Biraz daha açalım: PKK, tüm Batılı emperyalistlerin, ‘ücreti mukabilinde kullandığı’ bir kiralık terör örgütüdür. Kandil’deki terör baronları, mizaçları ve ceplerine indirdikleri miktara bağlı olarak, farklı emperyalist ülkelerin kucağında oturmaktadır. Selahattin Demirtaş’ın durumu da onlardan farklı değildir.

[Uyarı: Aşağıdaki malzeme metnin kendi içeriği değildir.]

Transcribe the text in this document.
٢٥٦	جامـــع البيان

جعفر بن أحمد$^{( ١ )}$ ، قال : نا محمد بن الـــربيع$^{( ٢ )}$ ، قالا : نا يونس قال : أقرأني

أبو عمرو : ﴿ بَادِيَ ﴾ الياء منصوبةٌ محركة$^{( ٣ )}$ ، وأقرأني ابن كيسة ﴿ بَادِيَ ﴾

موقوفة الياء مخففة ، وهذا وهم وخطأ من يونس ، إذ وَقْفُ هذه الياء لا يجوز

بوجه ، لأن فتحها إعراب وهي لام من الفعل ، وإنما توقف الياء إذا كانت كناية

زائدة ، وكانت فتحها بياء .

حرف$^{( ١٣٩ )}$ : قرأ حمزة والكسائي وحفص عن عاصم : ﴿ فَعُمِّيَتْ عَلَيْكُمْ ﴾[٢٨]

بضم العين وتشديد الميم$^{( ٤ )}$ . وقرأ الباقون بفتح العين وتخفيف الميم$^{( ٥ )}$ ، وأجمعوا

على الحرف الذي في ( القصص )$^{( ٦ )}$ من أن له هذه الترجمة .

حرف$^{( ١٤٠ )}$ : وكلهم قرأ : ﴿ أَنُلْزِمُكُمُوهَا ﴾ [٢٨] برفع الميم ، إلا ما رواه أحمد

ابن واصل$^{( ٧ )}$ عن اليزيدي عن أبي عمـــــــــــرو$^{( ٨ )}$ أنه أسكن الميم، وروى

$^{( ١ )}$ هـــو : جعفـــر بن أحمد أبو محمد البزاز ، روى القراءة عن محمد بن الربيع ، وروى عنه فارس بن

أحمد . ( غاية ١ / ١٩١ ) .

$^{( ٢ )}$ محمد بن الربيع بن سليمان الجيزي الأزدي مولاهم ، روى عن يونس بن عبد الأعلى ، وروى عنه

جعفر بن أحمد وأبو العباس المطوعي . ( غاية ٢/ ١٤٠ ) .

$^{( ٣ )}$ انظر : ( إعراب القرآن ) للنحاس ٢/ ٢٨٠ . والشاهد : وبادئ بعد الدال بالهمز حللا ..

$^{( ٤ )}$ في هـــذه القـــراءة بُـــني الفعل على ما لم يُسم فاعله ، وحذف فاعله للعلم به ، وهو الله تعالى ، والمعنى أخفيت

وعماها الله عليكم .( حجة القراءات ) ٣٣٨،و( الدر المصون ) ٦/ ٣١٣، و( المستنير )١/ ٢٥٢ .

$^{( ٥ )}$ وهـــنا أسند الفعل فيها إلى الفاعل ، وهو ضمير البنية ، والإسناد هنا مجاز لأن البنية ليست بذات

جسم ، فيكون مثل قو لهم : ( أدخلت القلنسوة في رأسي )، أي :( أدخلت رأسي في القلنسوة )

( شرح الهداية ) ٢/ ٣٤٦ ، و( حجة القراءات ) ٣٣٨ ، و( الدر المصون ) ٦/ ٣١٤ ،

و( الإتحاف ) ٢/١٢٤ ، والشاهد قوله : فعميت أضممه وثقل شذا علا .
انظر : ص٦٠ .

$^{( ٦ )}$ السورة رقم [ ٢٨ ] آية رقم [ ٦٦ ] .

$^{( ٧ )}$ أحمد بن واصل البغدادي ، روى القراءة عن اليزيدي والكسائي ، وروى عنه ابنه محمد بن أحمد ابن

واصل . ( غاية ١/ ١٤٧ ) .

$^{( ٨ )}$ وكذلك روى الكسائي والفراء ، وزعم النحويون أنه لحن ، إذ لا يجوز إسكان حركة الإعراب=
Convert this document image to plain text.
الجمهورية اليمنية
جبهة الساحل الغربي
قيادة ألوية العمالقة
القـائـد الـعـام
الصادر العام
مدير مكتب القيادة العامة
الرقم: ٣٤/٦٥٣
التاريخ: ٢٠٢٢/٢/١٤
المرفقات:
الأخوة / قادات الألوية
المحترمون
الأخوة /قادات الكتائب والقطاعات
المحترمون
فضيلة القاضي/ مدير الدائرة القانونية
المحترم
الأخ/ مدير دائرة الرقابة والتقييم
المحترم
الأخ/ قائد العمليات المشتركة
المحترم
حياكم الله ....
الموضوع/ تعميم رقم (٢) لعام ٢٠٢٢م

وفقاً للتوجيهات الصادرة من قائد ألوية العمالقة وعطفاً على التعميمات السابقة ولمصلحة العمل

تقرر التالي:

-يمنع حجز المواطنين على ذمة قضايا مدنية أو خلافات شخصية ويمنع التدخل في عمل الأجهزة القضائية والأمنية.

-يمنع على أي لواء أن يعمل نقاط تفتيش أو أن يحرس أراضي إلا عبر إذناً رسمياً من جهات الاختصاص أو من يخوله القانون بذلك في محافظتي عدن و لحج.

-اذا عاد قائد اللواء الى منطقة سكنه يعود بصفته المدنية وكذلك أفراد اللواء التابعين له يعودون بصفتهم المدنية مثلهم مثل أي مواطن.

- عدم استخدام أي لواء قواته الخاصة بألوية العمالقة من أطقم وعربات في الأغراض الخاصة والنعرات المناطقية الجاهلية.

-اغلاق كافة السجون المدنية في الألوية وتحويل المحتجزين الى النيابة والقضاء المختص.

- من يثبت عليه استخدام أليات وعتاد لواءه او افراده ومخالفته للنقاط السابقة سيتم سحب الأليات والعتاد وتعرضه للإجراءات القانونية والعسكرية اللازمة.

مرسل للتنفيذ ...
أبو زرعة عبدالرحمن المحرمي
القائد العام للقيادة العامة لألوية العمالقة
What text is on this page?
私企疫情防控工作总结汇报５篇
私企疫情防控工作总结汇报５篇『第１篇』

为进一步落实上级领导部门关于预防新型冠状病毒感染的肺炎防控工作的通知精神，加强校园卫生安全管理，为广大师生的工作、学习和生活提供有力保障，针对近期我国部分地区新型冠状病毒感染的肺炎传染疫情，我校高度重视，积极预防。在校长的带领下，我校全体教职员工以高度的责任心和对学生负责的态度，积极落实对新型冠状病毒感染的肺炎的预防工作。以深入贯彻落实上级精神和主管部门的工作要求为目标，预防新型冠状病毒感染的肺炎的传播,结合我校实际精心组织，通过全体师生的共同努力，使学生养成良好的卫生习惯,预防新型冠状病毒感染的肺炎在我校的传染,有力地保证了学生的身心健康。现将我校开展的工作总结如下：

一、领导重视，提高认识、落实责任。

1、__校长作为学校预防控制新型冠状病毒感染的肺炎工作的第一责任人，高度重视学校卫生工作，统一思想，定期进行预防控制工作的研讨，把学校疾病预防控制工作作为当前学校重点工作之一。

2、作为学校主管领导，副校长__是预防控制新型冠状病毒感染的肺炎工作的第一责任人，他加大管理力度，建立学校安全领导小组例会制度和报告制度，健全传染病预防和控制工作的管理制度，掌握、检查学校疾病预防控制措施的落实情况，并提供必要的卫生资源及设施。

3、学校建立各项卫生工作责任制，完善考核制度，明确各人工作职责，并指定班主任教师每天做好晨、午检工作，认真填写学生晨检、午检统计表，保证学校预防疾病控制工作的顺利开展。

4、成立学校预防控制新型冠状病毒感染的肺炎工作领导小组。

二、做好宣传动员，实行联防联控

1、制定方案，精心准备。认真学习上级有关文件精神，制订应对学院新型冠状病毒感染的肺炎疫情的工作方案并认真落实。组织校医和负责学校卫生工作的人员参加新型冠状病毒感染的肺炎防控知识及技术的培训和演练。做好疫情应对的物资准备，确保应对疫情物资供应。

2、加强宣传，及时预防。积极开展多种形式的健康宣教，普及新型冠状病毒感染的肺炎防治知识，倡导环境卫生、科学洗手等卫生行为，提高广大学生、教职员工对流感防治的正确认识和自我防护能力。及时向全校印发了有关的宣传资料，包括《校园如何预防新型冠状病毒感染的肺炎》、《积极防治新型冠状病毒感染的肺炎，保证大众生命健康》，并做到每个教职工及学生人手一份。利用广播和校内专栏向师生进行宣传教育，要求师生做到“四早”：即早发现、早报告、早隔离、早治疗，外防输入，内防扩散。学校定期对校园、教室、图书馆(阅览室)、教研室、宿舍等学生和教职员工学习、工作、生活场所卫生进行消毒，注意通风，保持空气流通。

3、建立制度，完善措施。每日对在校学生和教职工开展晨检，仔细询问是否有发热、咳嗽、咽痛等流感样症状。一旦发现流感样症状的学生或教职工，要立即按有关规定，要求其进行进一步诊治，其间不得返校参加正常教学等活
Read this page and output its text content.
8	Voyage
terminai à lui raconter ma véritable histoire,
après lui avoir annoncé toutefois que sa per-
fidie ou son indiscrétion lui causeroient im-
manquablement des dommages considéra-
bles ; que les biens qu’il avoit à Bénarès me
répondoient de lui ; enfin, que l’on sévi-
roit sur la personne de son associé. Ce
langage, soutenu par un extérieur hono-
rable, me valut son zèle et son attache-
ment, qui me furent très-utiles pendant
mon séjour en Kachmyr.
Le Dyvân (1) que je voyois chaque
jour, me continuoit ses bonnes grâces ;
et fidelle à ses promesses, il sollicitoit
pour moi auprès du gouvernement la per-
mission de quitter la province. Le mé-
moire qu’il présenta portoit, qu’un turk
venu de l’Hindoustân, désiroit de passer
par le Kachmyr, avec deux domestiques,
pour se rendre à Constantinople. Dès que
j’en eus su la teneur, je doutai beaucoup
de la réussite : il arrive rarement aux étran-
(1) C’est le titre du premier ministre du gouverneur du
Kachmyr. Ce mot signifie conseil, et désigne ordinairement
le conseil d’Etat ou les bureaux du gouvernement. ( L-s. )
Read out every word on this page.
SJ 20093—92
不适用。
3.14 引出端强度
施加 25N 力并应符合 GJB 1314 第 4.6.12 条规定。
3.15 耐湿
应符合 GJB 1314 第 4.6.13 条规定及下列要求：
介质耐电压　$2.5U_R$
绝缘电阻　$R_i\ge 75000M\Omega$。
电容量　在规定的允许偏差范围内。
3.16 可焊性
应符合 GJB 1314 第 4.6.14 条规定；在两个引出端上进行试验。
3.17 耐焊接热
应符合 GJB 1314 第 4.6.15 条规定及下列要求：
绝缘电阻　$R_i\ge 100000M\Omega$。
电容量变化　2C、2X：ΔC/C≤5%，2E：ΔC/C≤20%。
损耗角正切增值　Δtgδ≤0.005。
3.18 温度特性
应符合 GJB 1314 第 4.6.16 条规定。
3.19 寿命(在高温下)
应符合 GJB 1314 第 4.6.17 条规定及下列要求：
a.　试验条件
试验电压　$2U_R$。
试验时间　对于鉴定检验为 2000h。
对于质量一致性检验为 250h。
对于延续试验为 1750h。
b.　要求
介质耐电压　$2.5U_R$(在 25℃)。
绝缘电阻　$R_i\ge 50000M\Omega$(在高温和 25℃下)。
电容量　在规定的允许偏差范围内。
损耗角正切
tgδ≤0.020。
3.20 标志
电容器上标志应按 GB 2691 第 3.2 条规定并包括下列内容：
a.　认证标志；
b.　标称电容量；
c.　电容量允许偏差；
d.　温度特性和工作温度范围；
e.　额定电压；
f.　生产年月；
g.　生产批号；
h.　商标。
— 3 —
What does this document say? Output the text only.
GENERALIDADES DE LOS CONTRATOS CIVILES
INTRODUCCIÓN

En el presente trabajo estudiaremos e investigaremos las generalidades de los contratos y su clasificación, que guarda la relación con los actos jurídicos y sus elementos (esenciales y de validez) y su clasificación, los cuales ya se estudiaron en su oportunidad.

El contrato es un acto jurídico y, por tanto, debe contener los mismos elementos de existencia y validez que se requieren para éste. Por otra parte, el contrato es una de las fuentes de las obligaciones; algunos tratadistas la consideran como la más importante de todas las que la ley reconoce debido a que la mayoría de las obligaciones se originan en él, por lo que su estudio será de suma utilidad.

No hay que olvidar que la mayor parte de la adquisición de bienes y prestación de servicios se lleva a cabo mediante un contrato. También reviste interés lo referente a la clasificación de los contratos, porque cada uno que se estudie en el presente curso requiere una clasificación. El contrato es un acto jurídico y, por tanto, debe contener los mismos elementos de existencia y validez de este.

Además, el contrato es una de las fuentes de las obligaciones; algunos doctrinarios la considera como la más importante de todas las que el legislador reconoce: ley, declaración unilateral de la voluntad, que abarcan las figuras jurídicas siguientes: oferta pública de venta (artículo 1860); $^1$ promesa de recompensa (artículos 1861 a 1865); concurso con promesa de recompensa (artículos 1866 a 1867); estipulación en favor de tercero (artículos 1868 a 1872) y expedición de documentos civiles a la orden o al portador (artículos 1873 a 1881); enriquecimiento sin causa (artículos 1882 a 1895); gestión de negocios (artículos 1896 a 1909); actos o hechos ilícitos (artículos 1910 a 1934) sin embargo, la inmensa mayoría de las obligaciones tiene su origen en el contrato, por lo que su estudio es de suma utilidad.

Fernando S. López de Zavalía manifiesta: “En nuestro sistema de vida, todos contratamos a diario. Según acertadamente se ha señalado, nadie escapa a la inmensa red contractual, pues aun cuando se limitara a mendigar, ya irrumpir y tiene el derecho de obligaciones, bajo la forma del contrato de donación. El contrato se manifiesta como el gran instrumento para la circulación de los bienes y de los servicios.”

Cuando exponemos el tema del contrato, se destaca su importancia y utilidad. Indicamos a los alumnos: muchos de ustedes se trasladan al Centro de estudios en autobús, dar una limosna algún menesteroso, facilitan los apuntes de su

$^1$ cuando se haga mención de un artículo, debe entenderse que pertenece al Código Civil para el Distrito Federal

PKK terörünün belini, kolunu, kanadını kırmak; sosyolojiyi düzeltmek ve Kürt vatandaşları Türk Devleti’ne güven içinde yakınlaştırmak için gerekli, fakat yeterli değildir. Örgüte hâkim elebaşıların da, artık terörün bitişi ve PKK’nın tasfiyesi vaktinin geldiğini beyan etmesi lazım.
SÖZÜ DİNLENMEYEN ÖCALAN İŞE YARAMAZ
İşte bu noktada, İmralı’da ömür tüketen Abdullah Öcalan, Türk Devleti’nin elindeki en önemli kozdur. Bu kozun işe yaraması, sözünün muhatapları tarafından ciddiye alınıp gereğinin yapılması mühimdir.
Söylenmesi zor olan cümleyi de kuralım: Öcalan’ın, örgüt içindeki gücünün takviyesi, çağrısına uyulması ve DEM Partisi’nin Öcalan’a itaatinin pekiştirilmesi bakımından, ‘bebek katili’ de olsa, onun TBMM’de, DEM Grubunda konuşturulması önerisi, stratejik bir hamledir.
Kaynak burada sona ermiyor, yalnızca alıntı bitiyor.